A repeated theme of a perceived lack of compassion and assistance from lactation consultants was heard from participants during interviews. This perceived failure of support during the first days following delivery later impacted the mothers’ willingness to seek out help when struggling with exclusive breastfeeding. The perception of lack of caring by lactation consultants is very concerning and should be investigated.

Finally, the need to cease offering mixed messages to mothers is paramount to promoting exclusive breastfeeding to six months. This idea was identified by other authors (Ahluwalia, Morrow, D’Angelo, & Li, 2012; MacVicar, Kirkpatrick, Humphrey, & Forbes-McKay, 2015) as well as in this study. The specific concern was voiced by mothers who received formula at discharge from the hospital and who received instructions from their pediatricians to introduce solids to their infant between four-six months of age. The mixed messages created confusion and negated the mothers’ intention to exclusively breastfeed for the first six months of life. Acknowledging that the journey of breastfeeding is individual and specialized for each mother/baby dyad, the baseline information must still be consistent and evidence-based following set guidelines.

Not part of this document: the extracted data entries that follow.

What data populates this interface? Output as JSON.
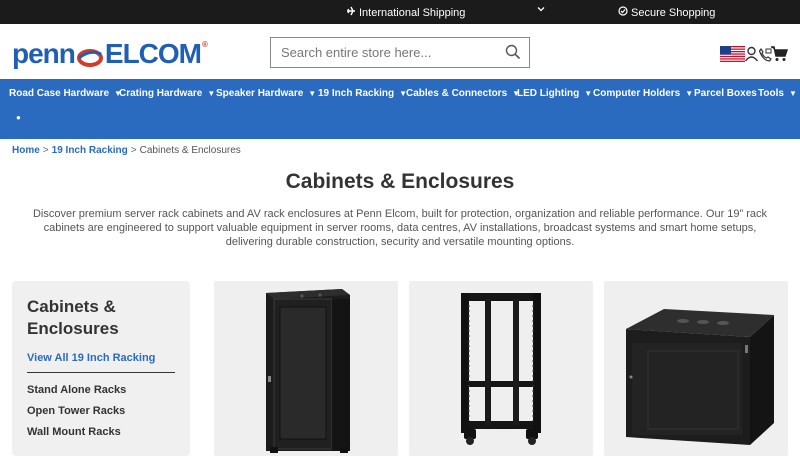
{
  "topbar": {
    "shipping": "International Shipping",
    "secure": "Secure Shopping"
  },
  "header": {
    "logo_left": "penn",
    "logo_right": "elcom",
    "search_placeholder": "Search entire store here..."
  },
  "nav": {
    "items": [
      {
        "label": "Road Case Hardware"
      },
      {
        "label": "Crating Hardware"
      },
      {
        "label": "Speaker Hardware"
      },
      {
        "label": "19 Inch Racking"
      },
      {
        "label": "Cables & Connectors"
      },
      {
        "label": "LED Lighting"
      },
      {
        "label": "Computer Holders"
      },
      {
        "label": "Parcel Boxes"
      },
      {
        "label": "Tools"
      }
    ]
  },
  "breadcrumb": {
    "home": "Home",
    "parent": "19 Inch Racking",
    "current": "Cabinets & Enclosures",
    "separator": ">"
  },
  "page": {
    "title": "Cabinets & Enclosures",
    "intro": "Discover premium server rack cabinets and AV rack enclosures at Penn Elcom, built for protection, organization and reliable performance. Our 19” rack cabinets are engineered to support valuable equipment in server rooms, data centres, AV installations, broadcast systems and smart home setups, delivering durable construction, security and versatile mounting options."
  },
  "sidebar": {
    "heading": "Cabinets & Enclosures",
    "view_all": "View All 19 Inch Racking",
    "links": [
      "Stand Alone Racks",
      "Open Tower Racks",
      "Wall Mount Racks"
    ]
  },
  "colors": {
    "nav_blue": "#2a6bc0",
    "topbar": "#1b1b1b",
    "logo_red": "#d23b2a"
  },
  "icons": [
    "plane-icon",
    "chevron-down-icon",
    "lock-icon",
    "search-icon",
    "us-flag-icon",
    "user-icon",
    "phone-icon",
    "cart-icon"
  ]
}
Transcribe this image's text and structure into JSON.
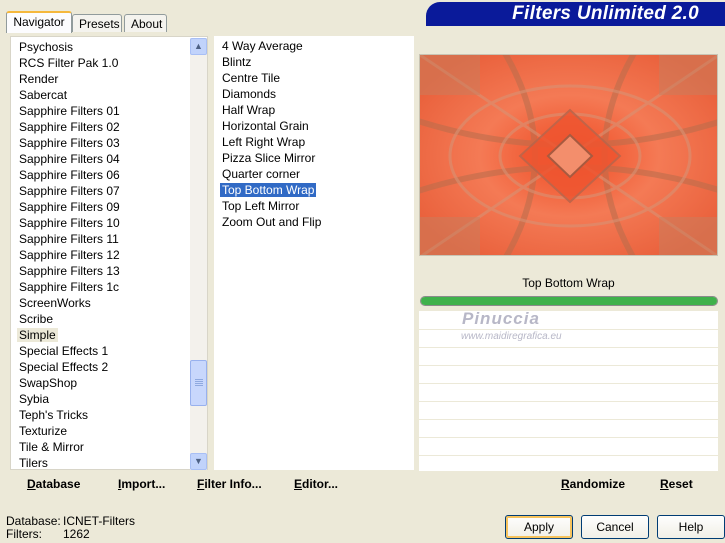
{
  "tabs": [
    {
      "label": "Navigator",
      "active": true
    },
    {
      "label": "Presets",
      "active": false
    },
    {
      "label": "About",
      "active": false
    }
  ],
  "brand": "Filters Unlimited 2.0",
  "categories": {
    "items": [
      "Psychosis",
      "RCS Filter Pak 1.0",
      "Render",
      "Sabercat",
      "Sapphire Filters 01",
      "Sapphire Filters 02",
      "Sapphire Filters 03",
      "Sapphire Filters 04",
      "Sapphire Filters 06",
      "Sapphire Filters 07",
      "Sapphire Filters 09",
      "Sapphire Filters 10",
      "Sapphire Filters 11",
      "Sapphire Filters 12",
      "Sapphire Filters 13",
      "Sapphire Filters 1c",
      "ScreenWorks",
      "Scribe",
      "Simple",
      "Special Effects 1",
      "Special Effects 2",
      "SwapShop",
      "Sybia",
      "Teph's Tricks",
      "Texturize",
      "Tile & Mirror",
      "Tilers"
    ],
    "selected": "Simple"
  },
  "filters": {
    "items": [
      "4 Way Average",
      "Blintz",
      "Centre Tile",
      "Diamonds",
      "Half Wrap",
      "Horizontal Grain",
      "Left Right Wrap",
      "Pizza Slice Mirror",
      "Quarter corner",
      "Top Bottom Wrap",
      "Top Left Mirror",
      "Zoom Out and Flip"
    ],
    "selected": "Top Bottom Wrap"
  },
  "left_buttons": [
    {
      "label": "Database"
    },
    {
      "label": "Import..."
    },
    {
      "label": "Filter Info..."
    },
    {
      "label": "Editor..."
    }
  ],
  "right_buttons": {
    "randomize": "Randomize",
    "reset": "Reset"
  },
  "preview": {
    "filter_name": "Top Bottom Wrap",
    "progress": 1.0
  },
  "watermark": {
    "name": "Pinuccia",
    "url": "www.maidiregrafica.eu"
  },
  "footer": {
    "database_label": "Database:",
    "database_value": "ICNET-Filters",
    "filters_label": "Filters:",
    "filters_value": "1262"
  },
  "dialog_buttons": {
    "apply": "Apply",
    "cancel": "Cancel",
    "help": "Help"
  },
  "colors": {
    "selection": "#316ac5",
    "banner": "#0a1a9a",
    "progress": "#3fb14b"
  }
}
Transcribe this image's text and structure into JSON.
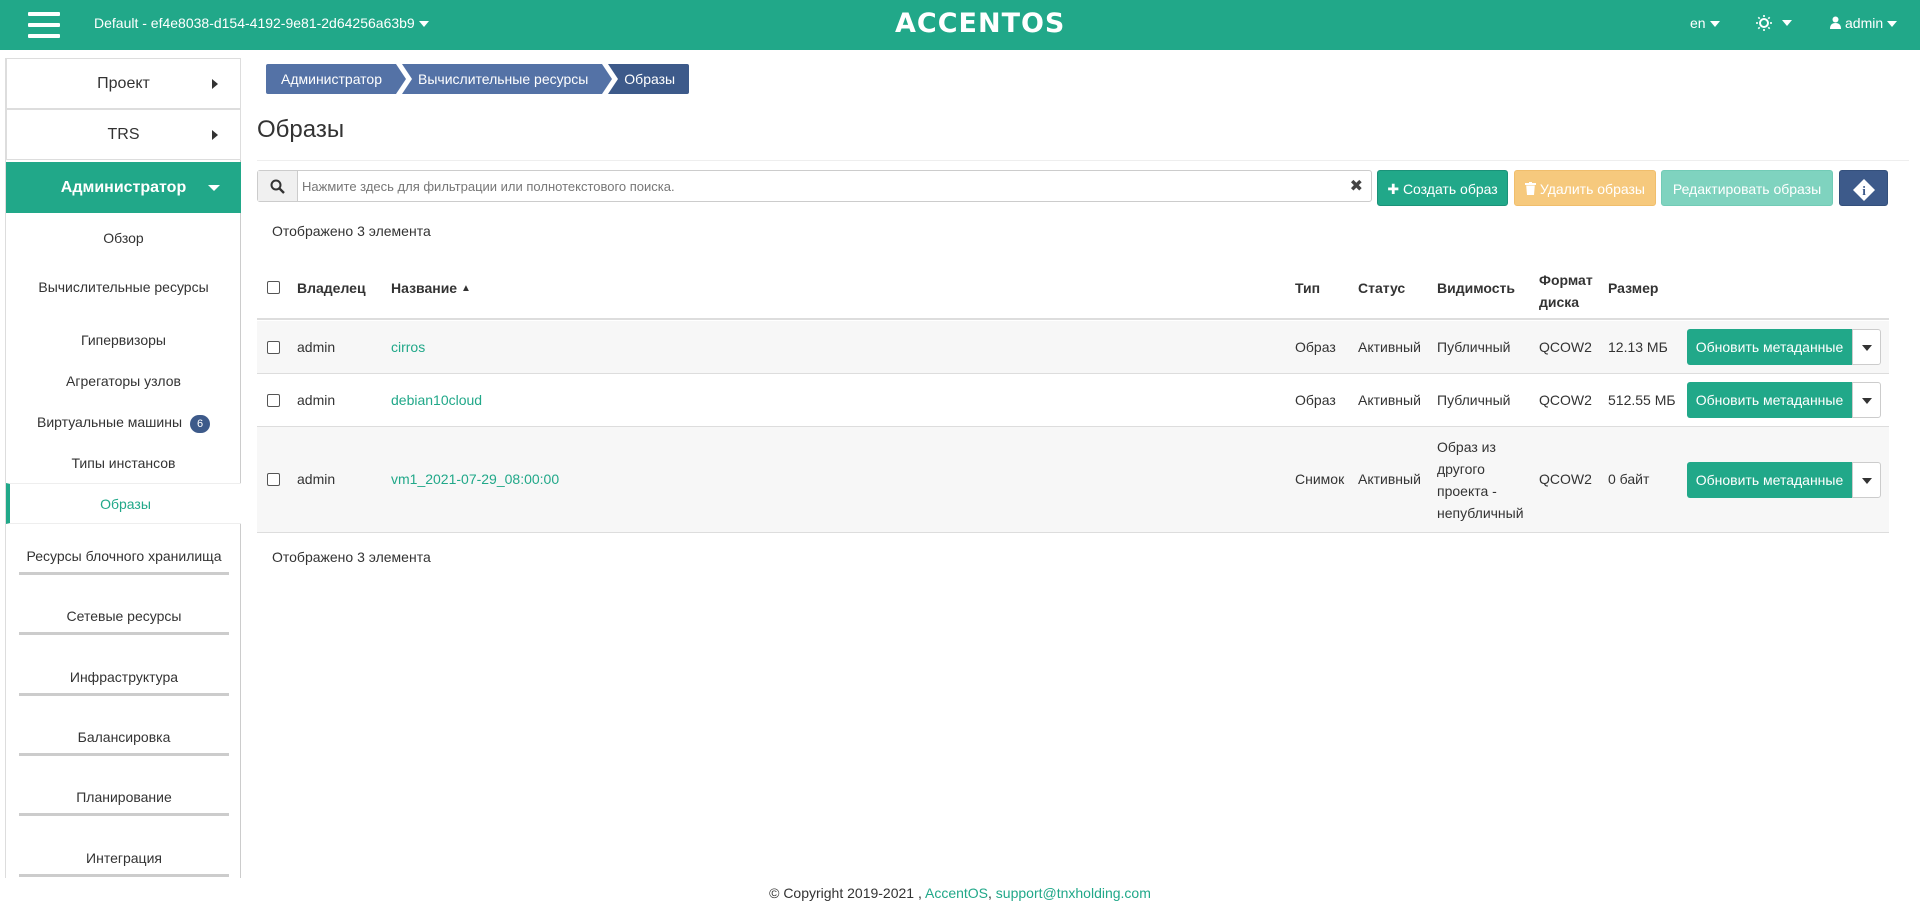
{
  "topbar": {
    "project": "Default - ef4e8038-d154-4192-9e81-2d64256a63b9",
    "logo": "ACCENTOS",
    "lang": "en",
    "user": "admin"
  },
  "sidebar": {
    "panels": [
      {
        "label": "Проект"
      },
      {
        "label": "TRS"
      },
      {
        "label": "Администратор"
      }
    ],
    "admin_items": [
      {
        "label": "Обзор"
      },
      {
        "label": "Вычислительные ресурсы"
      }
    ],
    "compute_items": [
      {
        "label": "Гипервизоры"
      },
      {
        "label": "Агрегаторы узлов"
      },
      {
        "label": "Виртуальные машины",
        "badge": "6"
      },
      {
        "label": "Типы инстансов"
      },
      {
        "label": "Образы"
      }
    ],
    "groups": [
      {
        "label": "Ресурсы блочного хранилища"
      },
      {
        "label": "Сетевые ресурсы"
      },
      {
        "label": "Инфраструктура"
      },
      {
        "label": "Балансировка"
      },
      {
        "label": "Планирование"
      },
      {
        "label": "Интеграция"
      }
    ]
  },
  "breadcrumb": [
    "Администратор",
    "Вычислительные ресурсы",
    "Образы"
  ],
  "page_title": "Образы",
  "search": {
    "placeholder": "Нажмите здесь для фильтрации или полнотекстового поиска."
  },
  "toolbar": {
    "create": "Создать образ",
    "delete": "Удалить образы",
    "edit": "Редактировать образы"
  },
  "count_text": "Отображено 3 элемента",
  "table": {
    "headers": {
      "owner": "Владелец",
      "name": "Название",
      "type": "Тип",
      "status": "Статус",
      "visibility": "Видимость",
      "format_1": "Формат",
      "format_2": "диска",
      "size": "Размер"
    },
    "rows": [
      {
        "owner": "admin",
        "name": "cirros",
        "type": "Образ",
        "status": "Активный",
        "visibility": "Публичный",
        "format": "QCOW2",
        "size": "12.13 МБ",
        "action": "Обновить метаданные"
      },
      {
        "owner": "admin",
        "name": "debian10cloud",
        "type": "Образ",
        "status": "Активный",
        "visibility": "Публичный",
        "format": "QCOW2",
        "size": "512.55 МБ",
        "action": "Обновить метаданные"
      },
      {
        "owner": "admin",
        "name": "vm1_2021-07-29_08:00:00",
        "type": "Снимок",
        "status": "Активный",
        "visibility_lines": [
          "Образ из",
          "другого",
          "проекта -",
          "непубличный"
        ],
        "format": "QCOW2",
        "size": "0 байт",
        "action": "Обновить метаданные"
      }
    ]
  },
  "footer": {
    "copyright": "© Copyright 2019-2021 ,",
    "brand": "AccentOS",
    "sep": ",",
    "email": "support@tnxholding.com"
  },
  "colors": {
    "accent": "#21a889",
    "navy": "#3d5a8a",
    "warning": "#f6c97d"
  }
}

State and federal breastfeeding policies should be reviewed, revised, and enforced. Lack of support for continued breastfeeding after returning to employment was noted in the literature (Hohl et al. 2016; Thet et al. 2016). Participants in this study reported a lack of knowledge regarding their rights for public and workplace breastfeeding. Participants reported being allowed to breastfeed their infants or pump their breasts at work but then were forced to do so in a non-private place or in a public bathroom. Laws that endorse public and workplace breastfeeding or pumping are state-specific but are all supportive in their language of advocacy. Unfortunately, the message is not publicized or enforced. Methods to communicate a mother’s right should be clearly stated on websites of federal and state laws.

The findings of this study exposed many gaps in literature and demonstrated many avenues of future research to promote exclusive breastfeeding practices for rural women. A majority of the empirical literature concerning exclusive breastfeeding for rural populations is from international studies. The need for research focusing on rural U.S. populations was identified. Other areas that were identified as needing specific emphasis include: exploration of theory concepts, assessment of educational innovations, enculturating to breastfeeding, providing additional resources, and failing in exclusive breastfeeding.


The theory seeking to do what’s best for baby is supported by scientific and theoretical literature. It helps to fill the gap in knowledge that was noted between the mothers’ decision to exclusively breastfeed to six months and the end of their exclusive breastfeeding experience. The knowledge that previously exists does not fully explain the experience nor personalize the journey that occurs when exclusively breastfeeding. Additional research is called for to promote the practice of exclusive breastfeeding for both mothers and practitioners, as the lack of consistency in information and care impacts all mothers who are seeking to do what’s best for baby. The issues relating to exclusive breastfeeding have not changed over the last thirty years, yet new literature identifying methods to improve the statistics are slow to emerge. This research employs grounded theory to return to the root of the problem by exploring “what is going on” and discovered several new insights that beg further exploration by all researchers to promote healthy outcomes for infants living in rural communities.